Requiem - uma Alucinação, António Tabucchi

Tabucchi, Antonio (1991). Requiem – Uma Alucinação. Lisboa: Quetzal Editores.

Nº de páginas: 127

Início da leitura: 18/08/2022

Fim da leitura: 18/08/2022

**SINOPSE**

Como que suspenso entre a consciência e a inconsciência, entre a realidade Antonio Tabucchi e o sonho, um homem encontra-se ao meio-dia em ponto, sem perceber porquê, numa Lisboa deserta e tórrida de um domingo de julho. Sabe vagamente que tem umas tarefas a cumprir - uma última, sobretudo: encontrar-se com um ilustre poeta desaparecido que, como todos os fantasmas, talvez apareça só à meia-noite.

Entrega-se ao fluxo do acaso, segundo a lógica das livres associações do inconsciente, e dá consigo a cumprir um percurso que o leva a reviver aquilo que foi, a tentar desatar os nós cegos da sua vida passada que nunca conseguiu compreender. A alucinação, a errância, o sonho, duram doze horas, nas quais o tempo de uma vida se comprime e se dilata: passado e presente confundem-se e os vivos encontram-se com os mortos no mesmo plano.

Com este Requiem, Antonio Tabucchi, ao contar a experiência de uma viagem misteriosa e sapiencial, escreveu um livro que é um acto de amor a um país que lhe pertence profundamente e à língua na qual este livro está escrito.

Ao ler a sinopse pensei: tenho de ler este livro. Ainda não tinha lido nenhum livro do autor e fiquei surpreendidíssima. Este autor italiano optou por escrever este livro em português e a ação decorre em Lisboa. Por incrível que pareça, dei por mim a deambular pelas ruas que o protagonista percorreu por Lisboa, a encontrar-me com as personagens com as quais se foi cruzando, talvez pela forma como escreveu, pelos diálogos corridos ao estilo saramaguiano, pelo sentido de humor sempre presente e que me arrancou vários sorrisos e fiquei de tal forma presa à história que me foi quase impossível largar o livro por um instante que fosse. Posso até dizer que este escritor revelou um portuguesismo mais português do que muitos escritores portugueses.

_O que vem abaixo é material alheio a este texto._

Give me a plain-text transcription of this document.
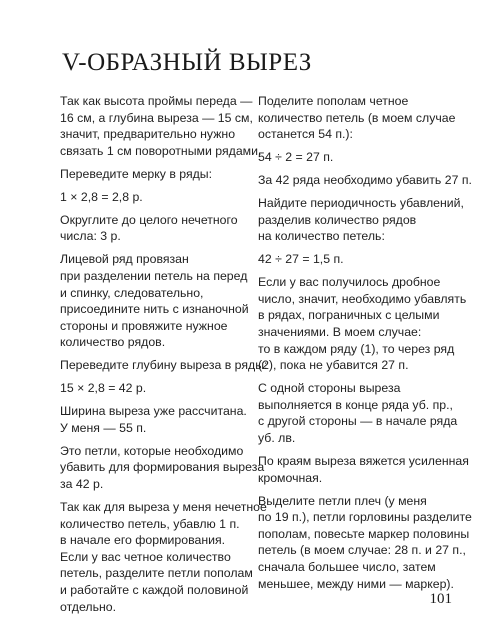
V-ОБРАЗНЫЙ ВЫРЕЗ

Так как высота проймы переда —
16 см, а глубина выреза — 15 см,
значит, предварительно нужно
связать 1 см поворотными рядами.

Переведите мерку в ряды:

1 × 2,8 = 2,8 р.

Округлите до целого нечетного
числа: 3 р.

Лицевой ряд провязан
при разделении петель на перед
и спинку, следовательно,
присоедините нить с изнаночной
стороны и провяжите нужное
количество рядов.

Переведите глубину выреза в ряды:

15 × 2,8 = 42 р.

Ширина выреза уже рассчитана.
У меня — 55 п.

Это петли, которые необходимо
убавить для формирования выреза
за 42 р.

Так как для выреза у меня нечетное
количество петель, убавлю 1 п.
в начале его формирования.
Если у вас четное количество
петель, разделите петли пополам
и работайте с каждой половиной
отдельно.

Поделите пополам четное
количество петель (в моем случае
останется 54 п.):

54 ÷ 2 = 27 п.

За 42 ряда необходимо убавить 27 п.

Найдите периодичность убавлений,
разделив количество рядов
на количество петель:

42 ÷ 27 = 1,5 п.

Если у вас получилось дробное
число, значит, необходимо убавлять
в рядах, пограничных с целыми
значениями. В моем случае:
то в каждом ряду (1), то через ряд
(2), пока не убавится 27 п.

С одной стороны выреза
выполняется в конце ряда уб. пр.,
с другой стороны — в начале ряда
уб. лв.

По краям выреза вяжется усиленная
кромочная.

Выделите петли плеч (у меня
по 19 п.), петли горловины разделите
пополам, повесьте маркер половины
петель (в моем случае: 28 п. и 27 п.,
сначала большее число, затем
меньшее, между ними — маркер).

101
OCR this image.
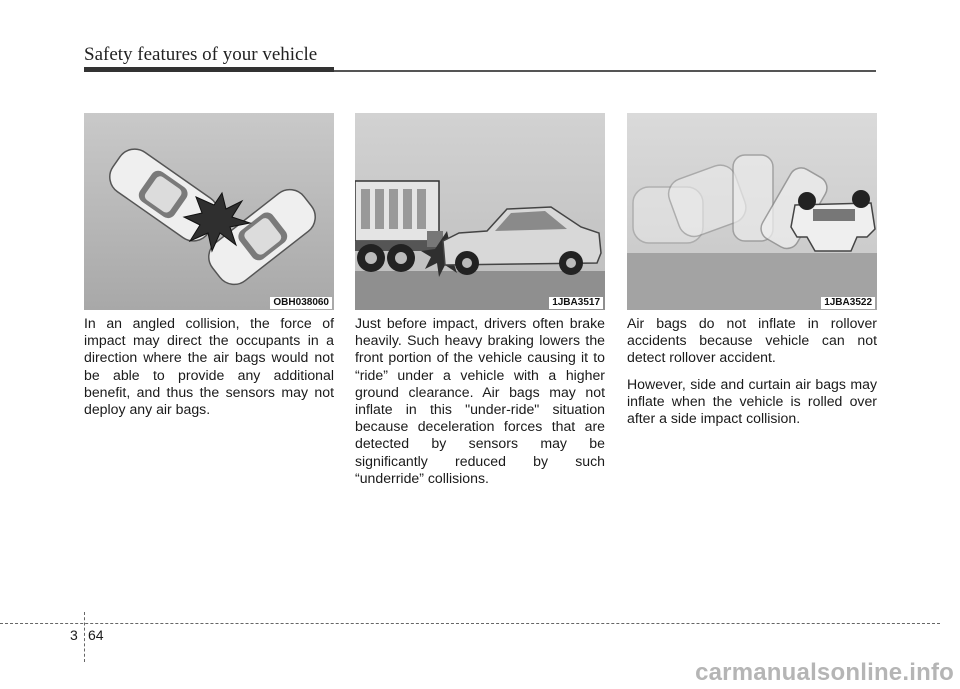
Safety features of your vehicle
OBH038060	1JBA3517	1JBA3522

In an angled collision, the force of impact may direct the occupants in a direction where the air bags would not be able to provide any additional benefit, and thus the sensors may not deploy any air bags.

Just before impact, drivers often brake heavily. Such heavy braking lowers the front portion of the vehicle causing it to “ride” under a vehicle with a higher ground clearance. Air bags may not inflate in this "under-ride" situation because deceleration forces that are detected by sensors may be significantly reduced by such “underride” collisions.

Air bags do not inflate in rollover accidents because vehicle can not detect rollover accident.

However, side and curtain air bags may inflate when the vehicle is rolled over after a side impact collision.

3 64
carmanualsonline.info
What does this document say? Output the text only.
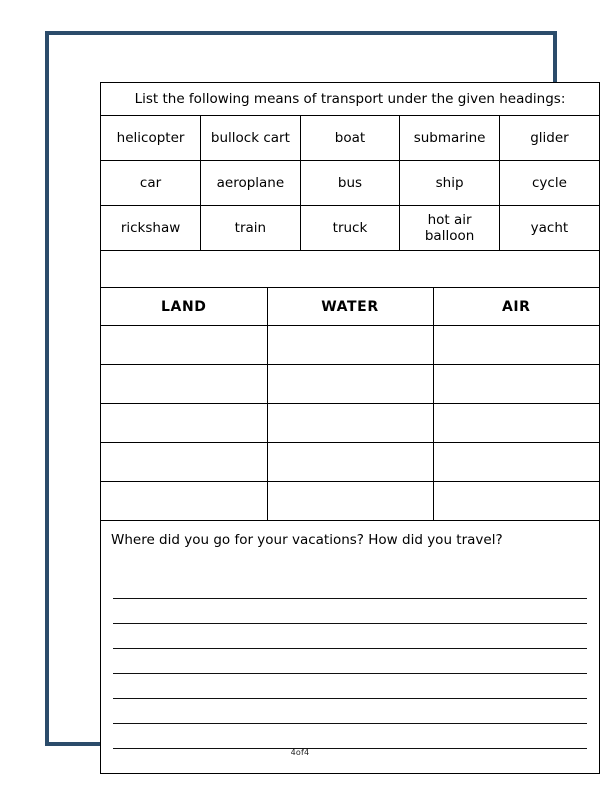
List the following means of transport under the given headings:
helicopter	bullock cart	boat	submarine	glider
car	aeroplane	bus	ship	cycle
rickshaw	train	truck	hot air balloon	yacht
LAND	WATER	AIR

Where did you go for your vacations? How did you travel?

4of4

As personagens com que se cruza, o drogado que lhe pede dinheiro; o cauteleiro coxo; a cigana que vende t-shirts Lacoste verdadeiras e sem serem verdadeiras (umas com autocolante e outras não, que cola no momento da escolha do freguês) e que lhe lê a sina; o guarda do cemitério; o chauffeur de táxi que, ao vê-lo a transpirar em bica, se oferece para lhe dar a sua camisa e que, estando há pouco tempo em Lisboa, pouco conhece as ruas, valendo-se, assim, dos conhecimentos do protagonista; a Isadora da pensão, que se oferece para lhe fazer companhia enquanto dorme; o Barman frustrado, porque em Portugal só bebem laranjada (e vinho) e ele que era especialista em cocktails; o vendedor de histórias, que, não vendo os seus livros aceites para publicação, vende histórias; o convidado, de que não é mencionado o nome, mas que reconheci como sendo Fernando Pessoa; o tocador de acordeão, que acompanha o protagonista e o convidado, tocando baixinho, enquanto eles conversam e tantas outras personagens que reconhecemos do nosso país! É realmente um “requiem” por tantas pessoas que foram marcando o nosso passado e que ficam para sempre na nossa memória.

A gastronomia portuguesa, mencionada em vários momentos da narrativa, culminando no restaurante pós-moderno, em Alcântara, da Mariazinha, que tirara um curso de literatura em Évora, com uma “nouvelle cuisine”, onde servem “sopinha Amor de Perdição”, “salada Fernão Mendes Pinto”, “cherne trágico-marítimo”, “linguado interseccionista”, “bacalhau de escárnio e maldizer”... 

Tudo começou com uma alucinação, quando o protagonista estava a ler O Livro do Desassossego de Bernardo Soares. E ler este livro foi um total desassossego. Gostei mesmo muito e só tenho pena de ter terminado tão rápido, pois queria deambular um pouco mais à conversa com Pessoa.